Les astronomes se sont donc retrouvés face à un véritable kaléidoscope de couleurs et, dès le XXème siècle, ils ont cherché à y mettre un peu d'ordre. Première méthode logique retenue : classer les étoiles selon les éléments chimiques identifiés à leurs surfaces. Ils ont ainsi répertorié sept groupes distincts qu'ils ont ensuite décliné en ordre décroissant de température et désigné par les lettres O, B, A, F, G, K et M. Difficile de s'en rappeler ? Les scientifiques américains ont proposé l'amusant petit moyen mnémotechnique suivant : " Oh Be A Fine Girl, Kiss Me ! "...
De ce fait, une étoile comme Lambda d'Orion, une géante bleue dont la température de surface atteint les 35 000°, est classée dans le groupe O tandis que le Soleil (naine jaune à la température de surface égale à 5 000°) est de classe G et les étoiles rouges comme Antarès (3 600°) sont rassemblées dans le groupe M.
Toutefois - rien n'est jamais simple - tout cela était encore un peu imprécis et, du coup, chaque groupe a été subdivisé en 9 sous-groupes de telle façon que le Soleil est en fait une étoile classée de type G2 (plus froide qu'une G1 mais plus chaude qu'une G3)... Comme on va le voir, cette classification, certes pratique, n'est pas la seule.
Le fait de connaître la couleur (et donc la chaleur) d’une étoile corrélée à sa taille permet de connaître sa durée de vie, le stade où elle se trouve et, bien sûr, la manière dont elle mourra.
La vie des étoiles
On peut également classer les étoiles selon les différents stades de leurs existences. Dans un sujet précédent (voir : mort d'une étoile), j’avais décrit les différents types d’étoiles et leur avenir : en voici les principales lignes (pour plus de détails, on se reportera au texte indiqué).
* les étoiles peuvent être (sommairement) classées de la façon suivante :
a. les naines rouges, soit environ 80% des étoiles : elles sont relativement petites (moins de 0,8 masse solaire) et d’une grande longévité ; si grande même que, depuis le Big bang elles n’ont pas encore eu le temps de mourir. Leur chaleur est faible ce qui explique leur couleur. A titre d’exemple, Proxima du Centaure, notre plus proche voisine, est l’une de ces naines rouges.
b. les naines jaunes (10% des étoiles) : plus chaudes que les précédentes, leur masse est comprise entre une et huit masses solaires et c’est typiquement le cas de notre Soleil. Leur espérance de vie est encore respectable, environ 10 milliards d’années.
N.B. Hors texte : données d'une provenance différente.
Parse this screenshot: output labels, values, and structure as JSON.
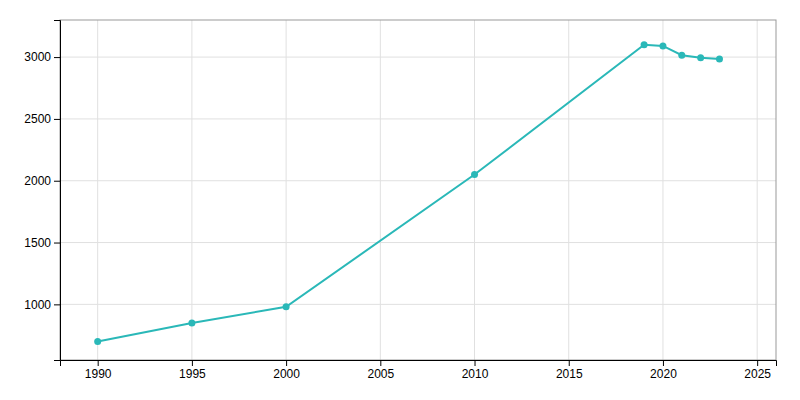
{
  "chart_data": {
    "type": "line",
    "x": [
      1990,
      1995,
      2000,
      2010,
      2019,
      2020,
      2021,
      2022,
      2023
    ],
    "values": [
      700,
      850,
      980,
      2050,
      3100,
      3090,
      3015,
      2995,
      2985
    ],
    "color": "#2ab8b8",
    "marker": "circle",
    "xlim": [
      1988,
      2026
    ],
    "ylim": [
      550,
      3300
    ],
    "xticks": [
      1990,
      1995,
      2000,
      2005,
      2010,
      2015,
      2020,
      2025
    ],
    "yticks": [
      1000,
      1500,
      2000,
      2500,
      3000
    ],
    "grid": true
  }
}
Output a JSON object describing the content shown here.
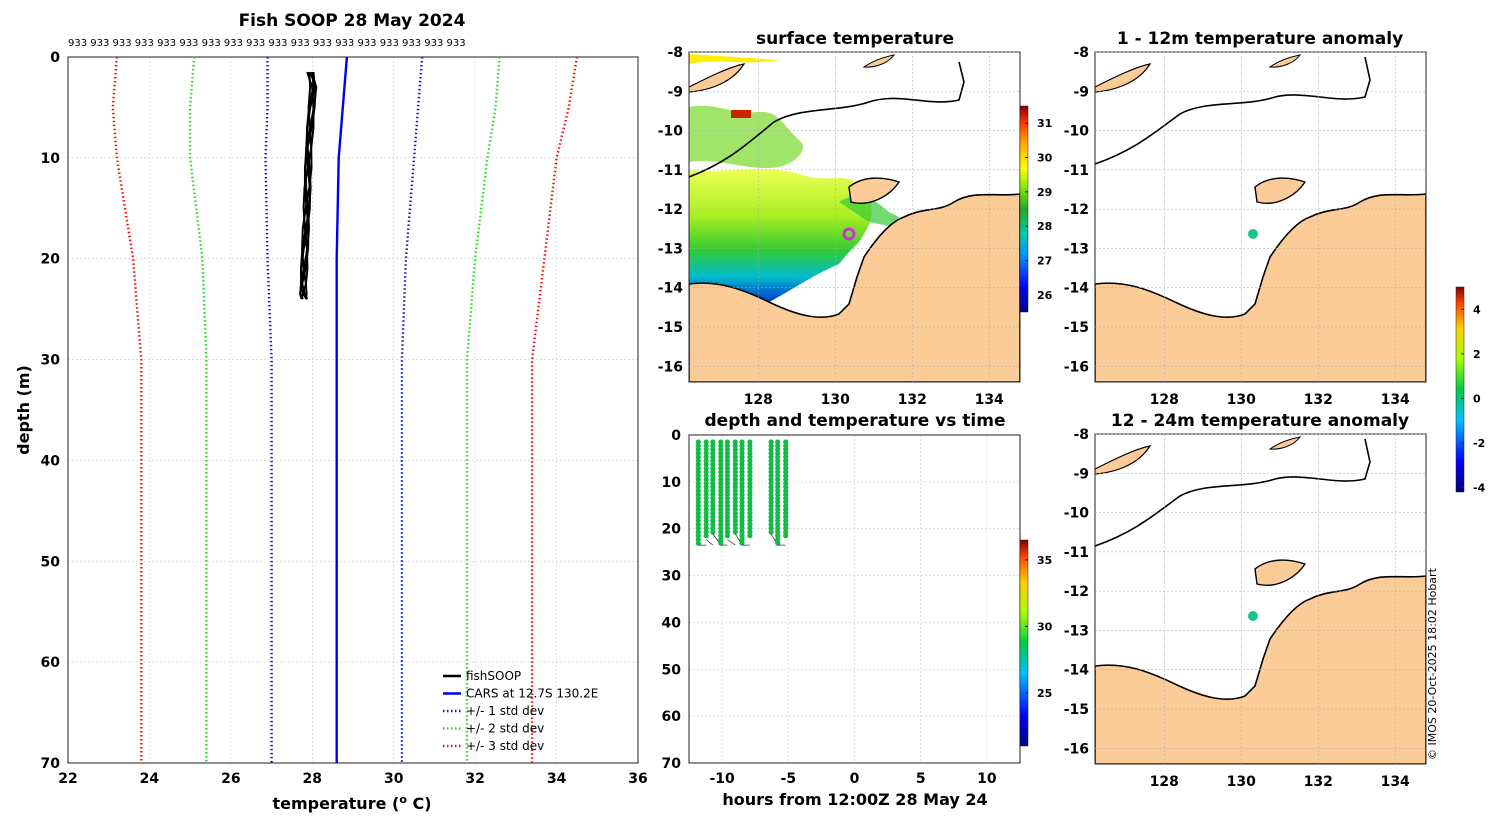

Lorsque tout leur carburant nucléaire sera épuisé, elles se transformeront en
c. géantes rouges : la dilatation considérable à ce stade des couches externes de l’étoile combinée à l’effondrement de son cœur explique la couleur rouge de l’enveloppe stellaire, plus froide car à distance du centre. Le stade ultime de l’évolution de ce type d’étoile, lorsque que ne restera plus que son cœur nu (l’enveloppe s’étant dispersée dans l’espace) est celui d’une…
d. …naine blanche : de la taille d’une planète, cet astre est composé de manière dégénérée hyperdense, incapable d’entretenir la moindre réaction thermonucléaire. Il s’agit donc déjà d’un cadavre d’étoile qui va progressivement s’éteindre au fil de millions d’années pour devenir une
e. naine noire : ces restes d’étoiles sont probablement nombreux dans l’univers mais, par définition, ils ne sont pas visibles.
f. les supergéantes bleues sont des étoiles jeunes massives (plus de 10 masses solaires) et extraordinairement lumineuses. Compte tenu de leur taille, leur espérance de vie est courte ; elles finissent par épuiser rapidement leur carburant nucléaire pour devenir des
g. supergéantes rouges (toujours par le même mécanisme d’expansion qui refroidit leurs couches externes) et explosent en supernovas (voir le sujet novas et supernovas), voire même en trous noirs (voir le sujet trous noirs) pour les plus massives d’entre elles Elles ne représentent que quelques pourcents de l’ensemble.
On peut donc réunir ces différentes populations d’étoiles dans un diagramme spécifique (diagramme HR) bien qu’il soit parfois difficile de déterminer précisément les caractéristiques de chacune, ne serait-ce que parce que les observations sont rendues malaisées lorsqu’existent des systèmes multiples d’étoiles (environ 50% des cas).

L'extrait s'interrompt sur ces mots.